On Tuesday night I went to the Herbst theatre in San Francisco to hear neuro-scientist and writer Jonah Lehrer in conversation with Roy Eisenhardt. While I grew up listening to City Arts and Lecturs, this was my first live discussion and a much needed return to academic discourse (not to be confused with discussion, debate, or dialogue). As an alumnus of Columbia and Oxford Universities, Lehrer is now a contributor to Scientific American, National Public Radio, and Wired Magazine, among others. He has published articles in The New Yorker, Nature, Seed, The Washington Post and The Boston Globe and maintains the blog The Frontal Cortex.
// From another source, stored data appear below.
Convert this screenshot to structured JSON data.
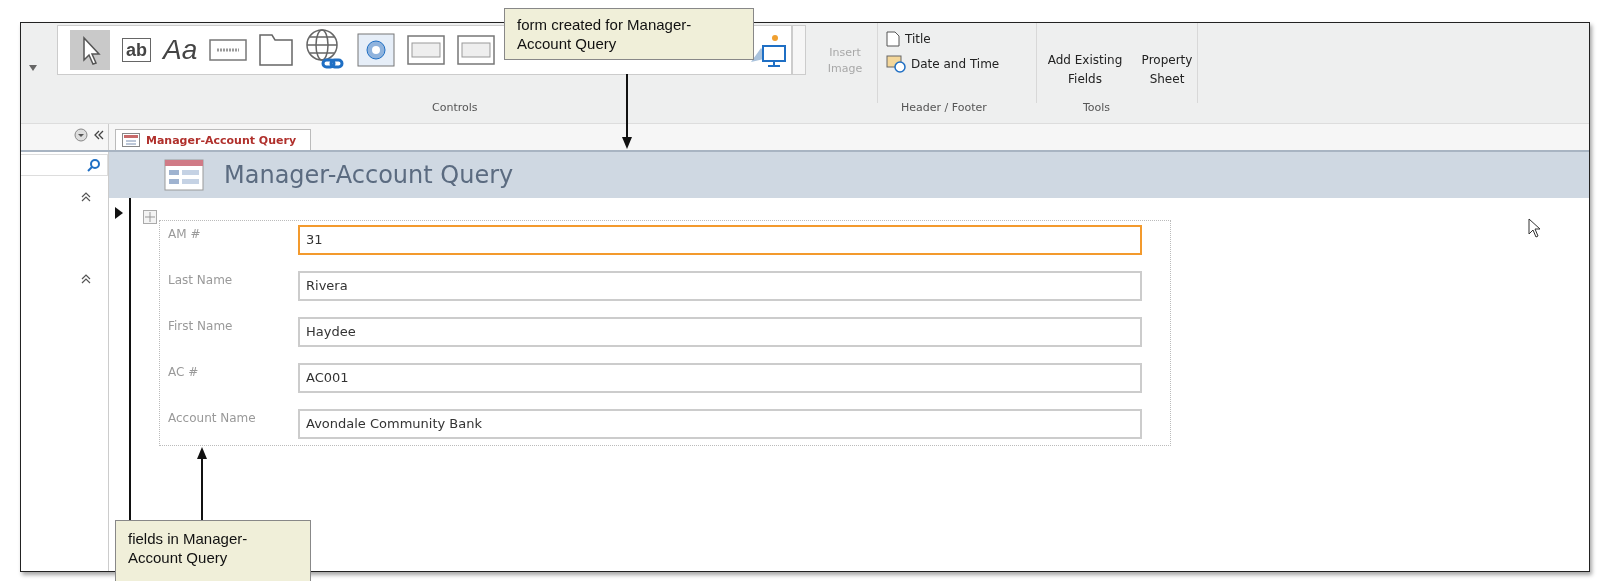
{
  "ribbon": {
    "controls_gallery": [
      {
        "kind": "pointer"
      },
      {
        "kind": "textbox",
        "glyph": "ab"
      },
      {
        "kind": "label",
        "glyph": "Aa"
      },
      {
        "kind": "button"
      },
      {
        "kind": "tab"
      },
      {
        "kind": "hyperlink"
      },
      {
        "kind": "browser"
      },
      {
        "kind": "navigation"
      },
      {
        "kind": "navigation"
      },
      {
        "kind": "image"
      }
    ],
    "insert_image": {
      "label": "Insert Image",
      "disabled": true
    },
    "groups": [
      {
        "label": "Controls"
      },
      {
        "label": "Header / Footer",
        "items": [
          {
            "kind": "title",
            "label": "Title"
          },
          {
            "kind": "datetime",
            "label": "Date and Time"
          }
        ]
      },
      {
        "label": "Tools",
        "items": [
          {
            "kind": "fields",
            "label": "Add Existing Fields"
          },
          {
            "kind": "sheet",
            "label": "Property Sheet"
          }
        ]
      }
    ]
  },
  "document_tab": {
    "label": "Manager-Account Query",
    "selected": true
  },
  "form": {
    "title": "Manager-Account Query",
    "fields": [
      {
        "label": "AM #",
        "value": "31",
        "focused": true
      },
      {
        "label": "Last Name",
        "value": "Rivera",
        "focused": false
      },
      {
        "label": "First Name",
        "value": "Haydee",
        "focused": false
      },
      {
        "label": "AC #",
        "value": "AC001",
        "focused": false
      },
      {
        "label": "Account Name",
        "value": "Avondale Community Bank",
        "focused": false
      }
    ]
  },
  "top_callout": {
    "text": "form created for Manager-Account Query"
  },
  "bottom_callout": {
    "text": "fields in Manager-Account Query"
  }
}
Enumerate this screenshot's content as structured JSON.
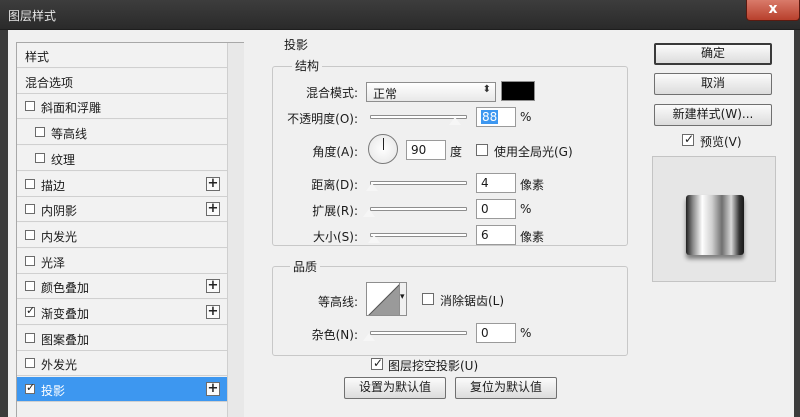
{
  "window": {
    "title": "图层样式",
    "close_label": "x"
  },
  "style_list": {
    "items": [
      {
        "label": "样式",
        "checkbox": false,
        "checked": false,
        "plus": false,
        "indent": 0,
        "selected": false
      },
      {
        "label": "混合选项",
        "checkbox": false,
        "checked": false,
        "plus": false,
        "indent": 0,
        "selected": false
      },
      {
        "label": "斜面和浮雕",
        "checkbox": true,
        "checked": false,
        "plus": false,
        "indent": 0,
        "selected": false
      },
      {
        "label": "等高线",
        "checkbox": true,
        "checked": false,
        "plus": false,
        "indent": 1,
        "selected": false
      },
      {
        "label": "纹理",
        "checkbox": true,
        "checked": false,
        "plus": false,
        "indent": 1,
        "selected": false
      },
      {
        "label": "描边",
        "checkbox": true,
        "checked": false,
        "plus": true,
        "indent": 0,
        "selected": false
      },
      {
        "label": "内阴影",
        "checkbox": true,
        "checked": false,
        "plus": true,
        "indent": 0,
        "selected": false
      },
      {
        "label": "内发光",
        "checkbox": true,
        "checked": false,
        "plus": false,
        "indent": 0,
        "selected": false
      },
      {
        "label": "光泽",
        "checkbox": true,
        "checked": false,
        "plus": false,
        "indent": 0,
        "selected": false
      },
      {
        "label": "颜色叠加",
        "checkbox": true,
        "checked": false,
        "plus": true,
        "indent": 0,
        "selected": false
      },
      {
        "label": "渐变叠加",
        "checkbox": true,
        "checked": true,
        "plus": true,
        "indent": 0,
        "selected": false
      },
      {
        "label": "图案叠加",
        "checkbox": true,
        "checked": false,
        "plus": false,
        "indent": 0,
        "selected": false
      },
      {
        "label": "外发光",
        "checkbox": true,
        "checked": false,
        "plus": false,
        "indent": 0,
        "selected": false
      },
      {
        "label": "投影",
        "checkbox": true,
        "checked": true,
        "plus": true,
        "indent": 0,
        "selected": true
      }
    ],
    "plus_glyph": "+"
  },
  "drop_shadow": {
    "section_title": "投影",
    "structure": {
      "title": "结构",
      "blend_mode_label": "混合模式:",
      "blend_mode_value": "正常",
      "blend_color": "#000000",
      "opacity_label": "不透明度(O):",
      "opacity_value": "88",
      "opacity_unit": "%",
      "angle_label": "角度(A):",
      "angle_value": "90",
      "angle_unit": "度",
      "global_light_label": "使用全局光(G)",
      "global_light_checked": false,
      "distance_label": "距离(D):",
      "distance_value": "4",
      "distance_unit": "像素",
      "spread_label": "扩展(R):",
      "spread_value": "0",
      "spread_unit": "%",
      "size_label": "大小(S):",
      "size_value": "6",
      "size_unit": "像素"
    },
    "quality": {
      "title": "品质",
      "contour_label": "等高线:",
      "anti_alias_label": "消除锯齿(L)",
      "anti_alias_checked": false,
      "noise_label": "杂色(N):",
      "noise_value": "0",
      "noise_unit": "%"
    },
    "knockout_label": "图层挖空投影(U)",
    "knockout_checked": true,
    "make_default_label": "设置为默认值",
    "reset_default_label": "复位为默认值"
  },
  "right_panel": {
    "ok_label": "确定",
    "cancel_label": "取消",
    "new_style_label": "新建样式(W)...",
    "preview_label": "预览(V)",
    "preview_checked": true
  },
  "colors": {
    "selection": "#3d97f0",
    "panel": "#f0f0f0"
  }
}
Lehrer’s talk was especially interesting personally because of his combination of academic affiliations and real-world application. As a scientific correspondent Lehrer straddles disciplines with which I myself struggle: the balance of academic research and real-world application. Lehrer speaks and writes with the ease of a well-read academic. In discussing one of his two books – Proust Was a Neuroscientist – Lehrer cited Plato to confirm his thesis that some fundamental ideas currently espoused by popular neuroscience were conceptualized by the Greeks. (I grow bored with the use of the classics merely for the edification of ones argument though this trend is by no means exclusive to Lehrer. In my opinion, references should be accessible to the audience to which they are cited.) However, I heartily concur with Lehrer’s argument that the humanities use different methods to answer fundamentally human questions about thought, cognition, existence, humanity… . What artist, writer, poet, dancer – who?! – does not seek to answer such questions through whatever medium their profession employs?
Jonah Lehrer’s most recent book, How We Decide, encompasses decision making throughout the development of research psychology all the way to recent publications in neuroscience. I have a pretty thorough grounding in classic Behaviorism (B. F. Skinner, etc.) and Cognitive Psychology. It was interesting, then, to hear studies with which I am very familiar (the classic example of Pavlov’s dogs trained to salivate at the sound of a bell which ques food) in the context of neuroscience. Lehrer discussed Chimpanzees being fed squirts of apple juice and conditioned to respond to a bell just as Skinner’s dogs were, with the important difference that these Chimps were also undergoing brain scanners. The brain scans showed anticipation of food as clearly as did Skinner’s dog’s saliva. My cognitive psychology profession Dan Reisberg used to argue that neuroscience would not replace cognitive psychology but merely confirm what we (as cognitive psychologists) had already learned. I saw echos of this throughout Lehrer’s discussion.
In all, I very much enjoyed Lehrer for his wit, humor, and melding of neuroscience with the news. I am critical of academic’s trend to use lofty references to establish credibility but I see this everywhere that academics publish. And truly, Plato had some interesting things to say. I will be adding The Frontal Cortex to my blogroll and will certainly be posting about Lehrer in the future.
As an aside I am also amused by Lehrer’s public image:
This rumpled look is awfully reminiscent of the graduate students I know in the sciences at UCSF.